Brian Karfunkel — SF Data Traction

Analysis of crime data in SF

View the Project on GitHub bkfunk/sf_data_traction

« Brian Karfunkel home

SF Data Traction

SF provides a lot of interesting data online, including data on all incidents reported to SFPD (including incidents reported by citizens and by officers themselves).* The actual data file, which contains incidents since 2003, can be found here. Note that this is a broader universe than, say, the FBI's Uniform Crime Reporting database, since it includes reported incidents that were deemed by officers to not, in fact, be criminal activity (as well as warnings, etc.). In particular, the data includes latitude and longitude fields for all incidents.

I wanted to see what I could learn from this data, in particular how crime reporting relates to a number of other characteristics. Here, I match incidents for 2012 to Census-Tract-level data from the US Census's 2012 American Community Survey. This allows me to turn incidents into incident rates, since I have population by census tract. It also allows me to look at, say, the relationship between poverty levels and crime rates, or the relationship between the percentage of people who don't have a car and the car theft rate. In order to visualize this disparate data, I create a combination scatter plot and map using d3.js. The final visualization can be viewed here: http://bkfunk.github.io/sf_data_traction/crimestats.html (source).

Cleaning the Data

The data cleaning scripts are located in the /scripts/ directory.

Visualizing the Data

I create some plot templates (located in src/js/charts/) to ease plotting. crimestats.html uses these templates to create a scatter plot, a brush-able distribution plot for each axis on the scatter, and a map showing a choropleth of the data.

I got a shapefile for the SF Census Tracts from the US Census site. I then converted the shapefile to TopoJSON using the bin/create_topojson bash script. I load that TopoJSON file, along with the incidents data, into d3, and merge those two in the javascript so that both geo data and the incident data are bound to each tract element.

Using the visualization, you can select variables to be plotted on:

All three variables can be set indipendently, meaning you can visualize three separate variables in three ways, or one variable on the scatter plot and another on both the scatter plot and choropleth. This allows you to describe some complex relationships in a number of ways.

Mousing over a point in the scatter plot will highlight the corresponding Census tract on the map, and vice versa. Using the brushes on the axis density plots, you can select only a portion of each of the scatter's variables' distributions. For example, you could zoom in on the y-values in the lower part of the distribution. On the choropleth at the right, any tracts that are no longer visible on the scatter plot will switch from a green color scale to a gray color scale. This allows you to, say, zoom in on tracts with high rates of assault and view the distribution of percentage of households with young residents within those high-assault areas and outside those areas.
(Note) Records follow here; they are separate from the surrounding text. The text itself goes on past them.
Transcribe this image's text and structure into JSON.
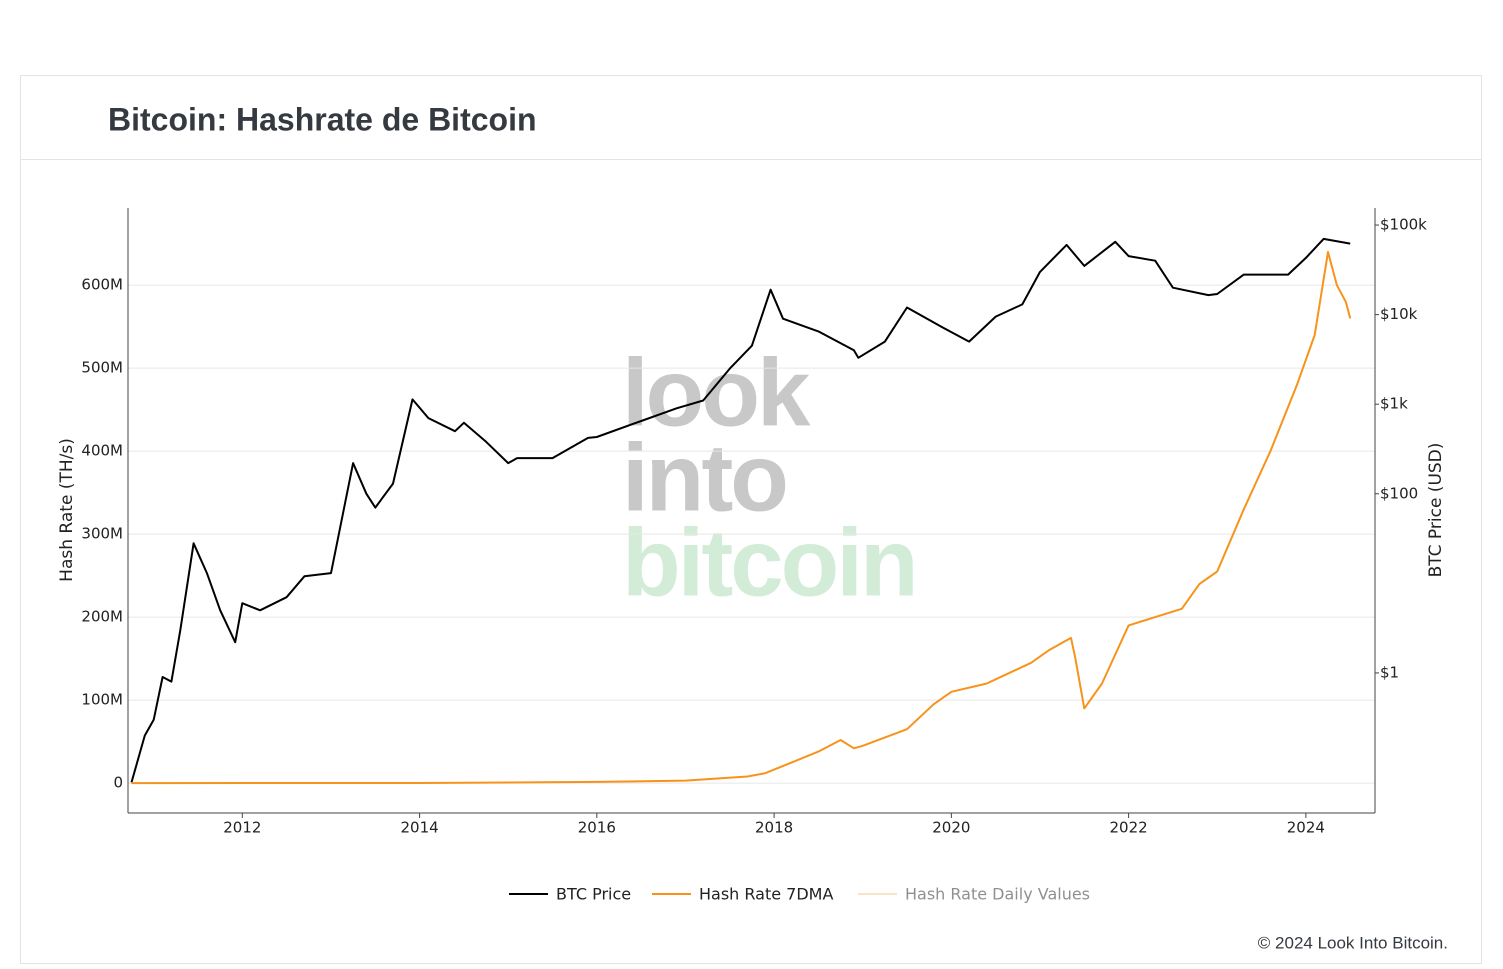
{
  "chart_data": {
    "type": "line",
    "title": "Bitcoin: Hashrate de Bitcoin",
    "y_label": "Hash Rate (TH/s)",
    "y2_label": "BTC Price (USD)",
    "watermark": [
      "look",
      "into",
      "bitcoin"
    ],
    "copyright": "© 2024 Look Into Bitcoin.",
    "xlim": [
      2010.71,
      2024.78
    ],
    "xticks": [
      2012,
      2014,
      2016,
      2018,
      2020,
      2022,
      2024
    ],
    "ylim": [
      -36000000,
      693000000
    ],
    "yticks": [
      0,
      {
        "value": 100000000,
        "label": "100M"
      },
      {
        "value": 200000000,
        "label": "200M"
      },
      {
        "value": 300000000,
        "label": "300M"
      },
      {
        "value": 400000000,
        "label": "400M"
      },
      {
        "value": 500000000,
        "label": "500M"
      },
      {
        "value": 600000000,
        "label": "600M"
      }
    ],
    "y2lim": [
      0.0273,
      155000
    ],
    "y2_log": true,
    "y2ticks": [
      {
        "value": 1,
        "label": "$1"
      },
      {
        "value": 100,
        "label": "$100"
      },
      {
        "value": 1000,
        "label": "$1k"
      },
      {
        "value": 10000,
        "label": "$10k"
      },
      {
        "value": 100000,
        "label": "$100k"
      }
    ],
    "grid": true,
    "series": [
      {
        "name": "BTC Price",
        "color": "#000000",
        "axis": "y2",
        "x": [
          2010.75,
          2010.9,
          2011.0,
          2011.1,
          2011.2,
          2011.3,
          2011.45,
          2011.6,
          2011.75,
          2011.92,
          2012.0,
          2012.2,
          2012.5,
          2012.7,
          2013.0,
          2013.25,
          2013.4,
          2013.5,
          2013.7,
          2013.92,
          2014.1,
          2014.4,
          2014.5,
          2014.75,
          2015.0,
          2015.1,
          2015.5,
          2015.9,
          2016.0,
          2016.5,
          2016.9,
          2017.2,
          2017.5,
          2017.75,
          2017.96,
          2018.1,
          2018.5,
          2018.9,
          2018.95,
          2019.25,
          2019.5,
          2019.9,
          2020.2,
          2020.5,
          2020.8,
          2021.0,
          2021.3,
          2021.5,
          2021.85,
          2022.0,
          2022.3,
          2022.5,
          2022.9,
          2023.0,
          2023.3,
          2023.8,
          2024.0,
          2024.2,
          2024.5
        ],
        "values": [
          0.06,
          0.2,
          0.3,
          0.9,
          0.8,
          3,
          28,
          13,
          5,
          2.2,
          6,
          5,
          7,
          12,
          13,
          220,
          100,
          70,
          130,
          1130,
          700,
          500,
          620,
          380,
          220,
          250,
          250,
          420,
          430,
          650,
          900,
          1100,
          2500,
          4500,
          19000,
          9000,
          6500,
          4000,
          3300,
          5000,
          12000,
          7200,
          5000,
          9500,
          13000,
          30000,
          60000,
          35000,
          65000,
          45000,
          40000,
          20000,
          16500,
          17000,
          28000,
          28000,
          43000,
          70000,
          62000
        ]
      },
      {
        "name": "Hash Rate 7DMA",
        "color": "#f7931a",
        "x": [
          2010.75,
          2014.0,
          2016.0,
          2017.0,
          2017.7,
          2017.9,
          2018.2,
          2018.5,
          2018.75,
          2018.9,
          2019.0,
          2019.5,
          2019.8,
          2020.0,
          2020.4,
          2020.6,
          2020.9,
          2021.1,
          2021.35,
          2021.4,
          2021.5,
          2021.7,
          2022.0,
          2022.3,
          2022.6,
          2022.8,
          2023.0,
          2023.3,
          2023.6,
          2023.9,
          2024.1,
          2024.25,
          2024.35,
          2024.45,
          2024.5
        ],
        "values": [
          0,
          100000,
          1500000,
          3000000,
          8000000,
          12000000,
          25000000,
          38000000,
          52000000,
          42000000,
          45000000,
          65000000,
          95000000,
          110000000,
          120000000,
          130000000,
          145000000,
          160000000,
          175000000,
          150000000,
          90000000,
          120000000,
          190000000,
          200000000,
          210000000,
          240000000,
          255000000,
          330000000,
          400000000,
          480000000,
          540000000,
          640000000,
          600000000,
          580000000,
          560000000
        ]
      },
      {
        "name": "Hash Rate Daily Values",
        "color": "#fbc98a",
        "visible": false
      }
    ]
  }
}
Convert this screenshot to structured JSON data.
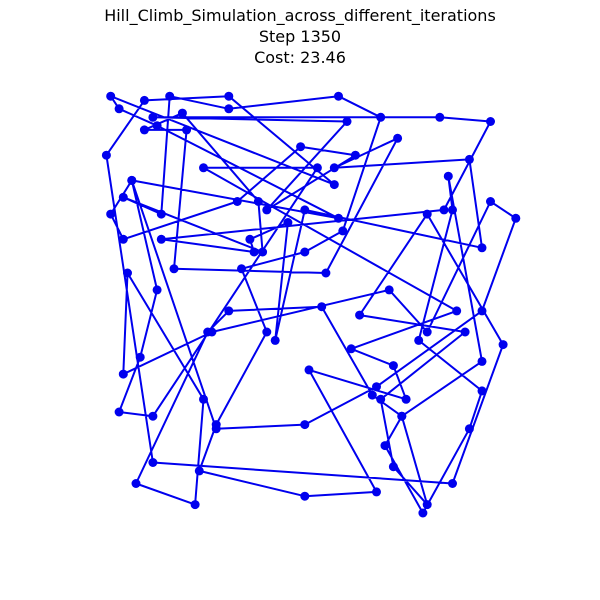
{
  "chart_data": {
    "type": "line",
    "title": "Hill_Climb_Simulation_across_different_iterations",
    "subtitle_step": "Step 1350",
    "subtitle_cost": "Cost: 23.46",
    "xlim": [
      0,
      1
    ],
    "ylim": [
      0,
      1
    ],
    "axes_visible": false,
    "grid": false,
    "colors": {
      "series": "#0000ee"
    },
    "series": [
      {
        "closed": true,
        "x": [
          0.02,
          0.11,
          0.31,
          0.56,
          0.03,
          0.05,
          0.14,
          0.57,
          0.08,
          0.03,
          0.06,
          0.33,
          0.48,
          0.61,
          0.4,
          0.59,
          0.13,
          0.81,
          0.93,
          0.82,
          0.15,
          0.37,
          0.36,
          0.45,
          0.42,
          0.49,
          0.91,
          0.88,
          0.56,
          0.71,
          0.54,
          0.18,
          0.21,
          0.11,
          0.2,
          0.38,
          0.39,
          0.06,
          0.15,
          0.17,
          0.31,
          0.57,
          0.67,
          0.58,
          0.49,
          0.34,
          0.4,
          0.28,
          0.24,
          0.49,
          0.66,
          0.5,
          0.73,
          0.7,
          0.6,
          0.85,
          0.25,
          0.52,
          0.13,
          0.05,
          0.1,
          0.14,
          0.08,
          0.28,
          0.49,
          0.66,
          0.91,
          0.99,
          0.93,
          0.78,
          0.69,
          0.27,
          0.06,
          0.07,
          0.25,
          0.23,
          0.09,
          0.26,
          0.31,
          0.53,
          0.65,
          0.72,
          0.91,
          0.83,
          0.84,
          0.76,
          0.91,
          0.88,
          0.77,
          0.68,
          0.72,
          0.78,
          0.7,
          0.67,
          0.87,
          0.62,
          0.78,
          0.96,
          0.84,
          0.13
        ],
        "y": [
          0.85,
          0.98,
          0.99,
          0.78,
          0.99,
          0.96,
          0.92,
          0.7,
          0.79,
          0.71,
          0.65,
          0.74,
          0.87,
          0.85,
          0.72,
          0.93,
          0.94,
          0.94,
          0.93,
          0.72,
          0.65,
          0.62,
          0.65,
          0.69,
          0.41,
          0.72,
          0.63,
          0.84,
          0.82,
          0.89,
          0.57,
          0.58,
          0.91,
          0.91,
          0.95,
          0.74,
          0.62,
          0.75,
          0.71,
          0.99,
          0.96,
          0.99,
          0.94,
          0.67,
          0.62,
          0.58,
          0.43,
          0.21,
          0.1,
          0.04,
          0.05,
          0.34,
          0.27,
          0.35,
          0.39,
          0.48,
          0.82,
          0.82,
          0.23,
          0.24,
          0.37,
          0.53,
          0.79,
          0.2,
          0.21,
          0.3,
          0.48,
          0.7,
          0.74,
          0.43,
          0.53,
          0.43,
          0.33,
          0.57,
          0.27,
          0.02,
          0.07,
          0.43,
          0.48,
          0.49,
          0.28,
          0.23,
          0.36,
          0.8,
          0.72,
          0.41,
          0.29,
          0.2,
          0.0,
          0.16,
          0.23,
          0.02,
          0.11,
          0.27,
          0.43,
          0.47,
          0.71,
          0.4,
          0.07,
          0.12
        ]
      }
    ]
  }
}
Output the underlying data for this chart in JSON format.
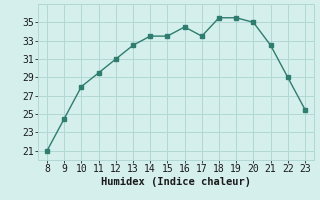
{
  "x": [
    8,
    9,
    10,
    11,
    12,
    13,
    14,
    15,
    16,
    17,
    18,
    19,
    20,
    21,
    22,
    23
  ],
  "y": [
    21,
    24.5,
    28,
    29.5,
    31,
    32.5,
    33.5,
    33.5,
    34.5,
    33.5,
    35.5,
    35.5,
    35,
    32.5,
    29,
    25.5
  ],
  "line_color": "#2e7d6e",
  "marker": "s",
  "marker_size": 2.5,
  "bg_color": "#d5efed",
  "grid_color": "#b0d8d4",
  "xlabel": "Humidex (Indice chaleur)",
  "xlabel_fontsize": 7.5,
  "tick_fontsize": 7,
  "ylim": [
    20,
    37
  ],
  "yticks": [
    21,
    23,
    25,
    27,
    29,
    31,
    33,
    35
  ],
  "xticks": [
    8,
    9,
    10,
    11,
    12,
    13,
    14,
    15,
    16,
    17,
    18,
    19,
    20,
    21,
    22,
    23
  ],
  "line_width": 1.0,
  "xlim": [
    7.5,
    23.5
  ]
}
The d3 code is intentionally pretty agnostic about the precise nature of the data. In order to reuse the visualization with different data, you would just need to get other census-tract-level data with a "tract_id" and another TopoJSON file with the tracts for a different city or region. With a little modification, you could use any type of data associated with any type of map boundary.

*NB: Per the dataset owner's post in the discussion on the data site, "The only data not included in this database is the homicide data."